Democrat Kevindaryan Lujan was elected to represent legislative District 4 last week. Lujan made history as one of two of the first Latino candidates ever elected to the Orange County Legislature.
According to unofficial results, Lujan brought in more than twice the votes of his opponent, Independence candidate Anthony Tarsio: Lujan drew 894 votes compared to Tarsio, who collected 432.
Lujan joins Joel Sierra, of the City of Middletown, to become the first Latinos to win seats on the county legislature. District 4 covers Balmville and the east end of the City of Newburgh, which has a population that is roughly 50 percent Latino.
“I was raised by strong independent women, and my Colombian heritage and their work ethic are very much a part of this accomplishment,” Lujan explained Monday. “I am honored to represent the Latino community and hope that this historic achievement will inspire other young leaders to find their voice.”
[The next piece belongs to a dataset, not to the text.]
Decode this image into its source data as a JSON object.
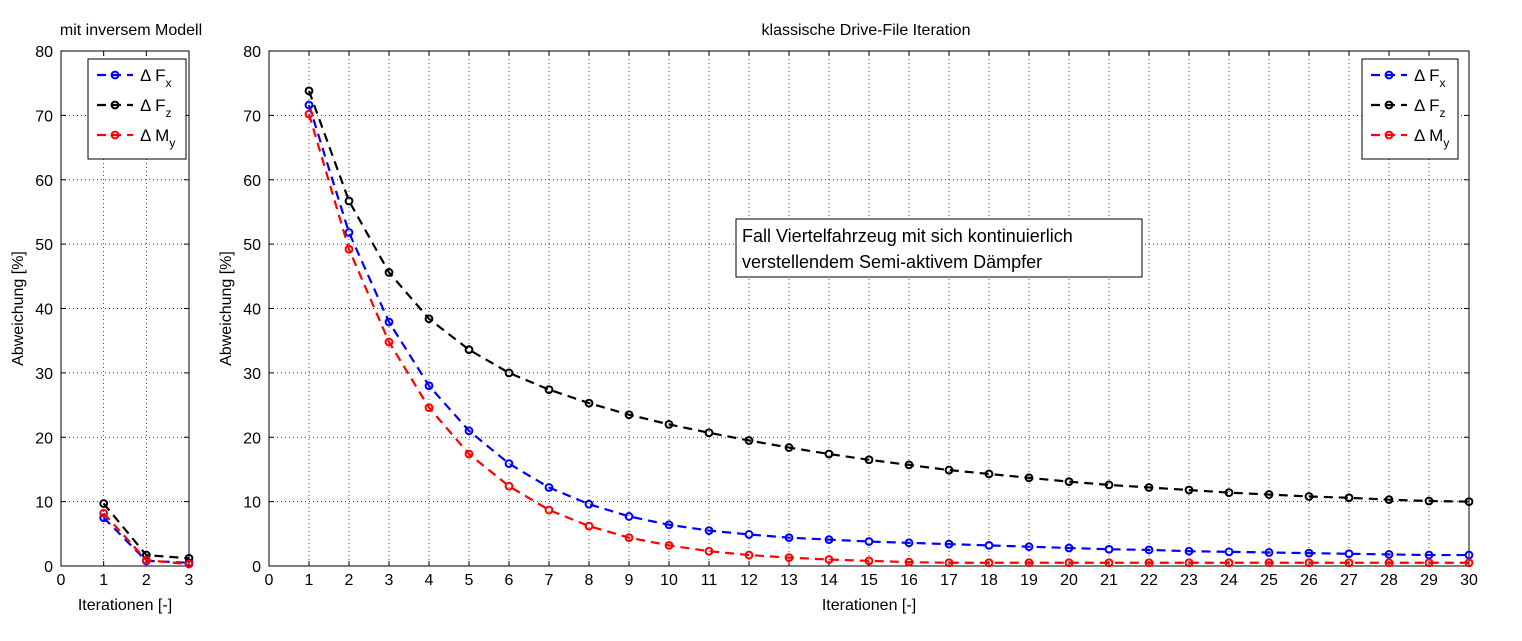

However, Lujan said, he represents a diverse community and he focused on the issues, not on his ethnicity during the campaign. “We had an aggressive ‘get-out-the-vote’ strategy,” Lujan said, and knocking on doors that included Balmville. “We were out at 4:30 in the morning until 8:55 at night on Tuesday.”
Lujan said he would work on creating livable-wage jobs in the district. “We need to create opportunities,” he said, in well-paying fields such as high-tech manufacturing and renewable energy.
If residents can find decent-paying jobs, they will buy homes, he said. “We need to bring in businesses that will put them on the tax rolls and help lower taxes,” said Lujan. “We need to think in long terms, not short terms… we need to create industries and a workforce that is prepared for the future. It will require thinking outside of the box.”
Economic development and sustainability do not have to be mutually exclusive, he said. “We’ve constantly had a trade-off between those two things,” Lujan said, citing the CPV power plant in Wawayanda as an example. “We can have economic development and still be environmentally sound.”
“We’re right in the middle of some catastrophic environmental issues,” Lujan said, including drinking-water contamination and trains carrying flammable fuels through residential areas. “We need access to our water source,” Lujan said, speaking about the city’s drinking-water reservoir at Washington Lake in the towns of Newburgh and New Windsor.
Lujan promised to be a strong advocate for town and city. “Newburgh has not had a vote on that legislature for a long time,” he maintained.
Lujan, 30, is a member of the Orange County Young Democrats. “We didn’t expect to be such a small minority,” he said, on several seats lost by Democratic county legislators. “We were hoping to hold more seats. On a national level, however, we were very successful.”
“As a party, we’re going to have to learn how to inspire again,” he added. “We need to get people away from the apathy of voting and connect with people on the most basic needs – jobs, water, public health, taxes, affordable homes…”
Democrats will also need to work to address low voter turnout, he said, especially when it comes to young people and minorities. “We need to ask how we can engage and inspire,” Lujan said. “It’s going to take a lot of work.”
Lujan insists that his focus was “never partisan.” Sustainable economic development, improved mental-health and opioid-addiction-treatment services are among the many goals shared by Republicans and Democrats around the county, he said.
“I intend to sit down with every, single legislator between now and the next six months, so I know where they stand,” Lujan said. “It’s not about party. It’s about getting things done for our community. If we can get away from party politics and focus on people, we’ll be just fine.”